Delayed radiation treatment times have been linked to poor local control and/or OS in several cancers such as cervix, prostate, lung and head and neck cancers as a consequence of an accelerated re-population of the tumor. In our series, a longer mean treatment time was linked to poorer OS. The causes of the delay were logistical except in the case of two patients, secondary to toxicity. Interruptions were not compensated in this elderly population to avoid any risk of toxicity. Nevertheless, strategies that explore the possibility of shortening total treatment times such as a hypofractionation have been tested by others in elderly patients. Turgeon et al. [28] treated a cohort of 24 patients with a median age of 79 years with T2-3N0M0 MIBC with 3D-CRT to a dose of 50 Gy in 20 fractions. OS and CSS rates at 3 years were of 61 and 71%, respectively. Of the surviving patients, 75% were disease-free with a functioning bladder, which is well-consistent with the disease-free rates observed in our series. Acute grade 3 gastrointestinal or genitourinary toxicities occurred in only 4% of patients and no patient experienced grade 4 gastrointestinal or genitourinary toxicity, which is also consistent with our results, although we used a standard fractionation.

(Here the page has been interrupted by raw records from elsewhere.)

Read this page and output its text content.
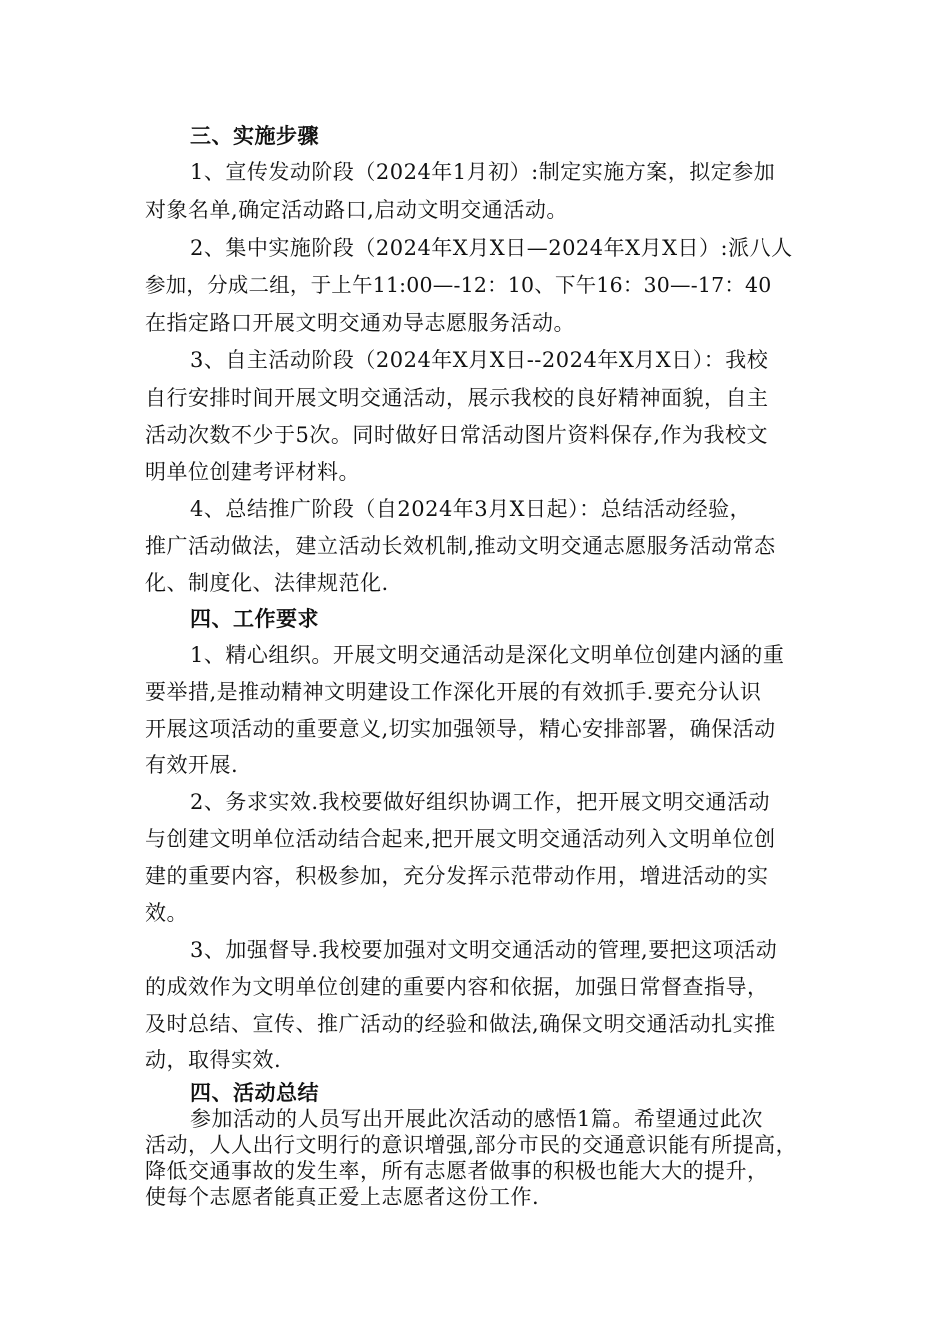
三、实施步骤
1、宣传发动阶段（2024年1月初）:制定实施方案，拟定参加
对象名单,确定活动路口,启动文明交通活动。
2、集中实施阶段（2024年X月X日—2024年X月X日）:派八人
参加，分成二组，于上午11:00—-12：10、下午16：30—-17：40
在指定路口开展文明交通劝导志愿服务活动。
3、自主活动阶段（2024年X月X日--2024年X月X日）：我校
自行安排时间开展文明交通活动，展示我校的良好精神面貌，自主
活动次数不少于5次。同时做好日常活动图片资料保存,作为我校文
明单位创建考评材料。
4、总结推广阶段（自2024年3月X日起）：总结活动经验，
推广活动做法，建立活动长效机制,推动文明交通志愿服务活动常态
化、制度化、法律规范化.
四、工作要求
1、精心组织。开展文明交通活动是深化文明单位创建内涵的重
要举措,是推动精神文明建设工作深化开展的有效抓手.要充分认识
开展这项活动的重要意义,切实加强领导，精心安排部署，确保活动
有效开展.
2、务求实效.我校要做好组织协调工作，把开展文明交通活动
与创建文明单位活动结合起来,把开展文明交通活动列入文明单位创
建的重要内容，积极参加，充分发挥示范带动作用，增进活动的实
效。
3、加强督导.我校要加强对文明交通活动的管理,要把这项活动
的成效作为文明单位创建的重要内容和依据，加强日常督查指导，
及时总结、宣传、推广活动的经验和做法,确保文明交通活动扎实推
动，取得实效.
四、活动总结
参加活动的人员写出开展此次活动的感悟1篇。希望通过此次
活动，人人出行文明行的意识增强,部分市民的交通意识能有所提高，
降低交通事故的发生率，所有志愿者做事的积极也能大大的提升，
使每个志愿者能真正爱上志愿者这份工作.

Finally, a selection criteria of our patients was to have a Karnofsky index of at least 90% and/or a Barthel scale score of at least 95 and, despite the fact that only a few of them had a specific geriatric assessment, acute and late tolerances to RT (± chemotherapy) were good. The majority of deaths were related to a progressive disease, which might have been prevented by shortening treatment times. However, we agree that a comprehensive geriatric assessment in this elderly population would help to better balance risks and benefits of bladder cancer therapy [18]. We suspect that some clinicians may have an acquiescent approach to these elderly patients, as can be seen by rates of doubtful cancer staging of 15%, a 36% of patients receiving a maximal TURBT, or again a few patients with a previously flattened or unknown resection being treated with a repeated TURBT before RT. This all means that multidisciplinary efforts are needed to improve the quality of treatment of this elderly population, as it is in younger patients treated with a trimodality approach.

Conclusion

RT (with or without chemotherapy) after TURBT for invasive bladder cancer in very elderly patients who are in good general health is feasible and well-tolerated. We suggest that RT is needed to attain a complete bladder response and is an appropriate therapeutic option for octogenarian patients. The optimal schedule of concurrent chemotherapy needs to be ascertained, although efforts to shorten total radiation treatment times might improve outcomes and the quality of life for elderly patients with invasive bladder cancer.